Article

What is EsoTech?

FinTech is financial services rebuilt with software. EdTech is education rebuilt with software. EsoTech is the same idea applied to the esoteric and spiritual services industry - the technology layer that esoteric businesses run on.

The term is new. The problem it describes is not.

The industry that got left behind

The esoteric industry is not small. In the United States alone, IBISWorld counts 103,340 psychic and esoteric businesses. The US market is valued at $2.3 billion. Globally, spiritual services sit at $376 billion. Co-Star has 20 million downloads. Nebula crossed $50 million ARR. AstroTalk in India reached $140 million ARR.

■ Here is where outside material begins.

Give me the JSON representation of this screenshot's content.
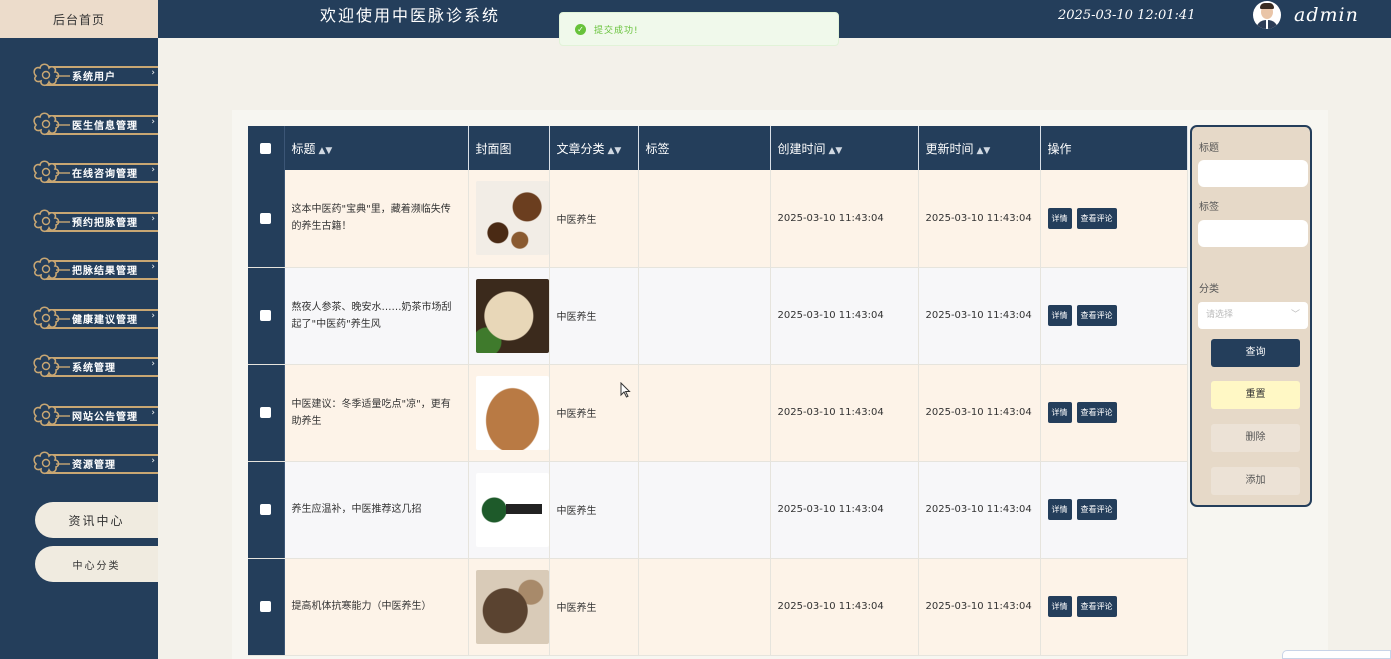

These are not hobby-project numbers. This is a real industry with real revenue, and it has been running on tools built for everyone except them.

A yoga studio can buy scheduling software from Mindbody. A therapist can use SimplePractice. A restaurant has Toast. The esoteric practitioner - the astrologer, the tarot reader, the numerologist running a client-based practice - gets handed Calendly and told to figure out the rest themselves.

What "EsoTech" actually means

EsoTech is not "mystical aesthetics on a SaaS dashboard." It is not a new-age brand of Notion templates.

EsoTech is software and infrastructure that understands the structural specifics of esoteric work:

- A client's birth date, exact time, and birthplace are primary data - not a text field in a notes section. Rising signs change every two hours. Exact time matters.
- A natal chart reading is a professional service that requires preparation, has a session structure, generates notes, and results in a deliverable. It is not analogous to a haircut or a therapy appointment - though it borrows pieces of both.
- A tarot spread is a timed, documented session with card positions, interpretations, and a client history that matters for follow-up readings. No generic CRM has fields for any of this.
- Chart calculation is a technical problem that requires Swiss Ephemeris precision. An LLM cannot do it. A generic form field cannot do it. It requires dedicated calculation infrastructure.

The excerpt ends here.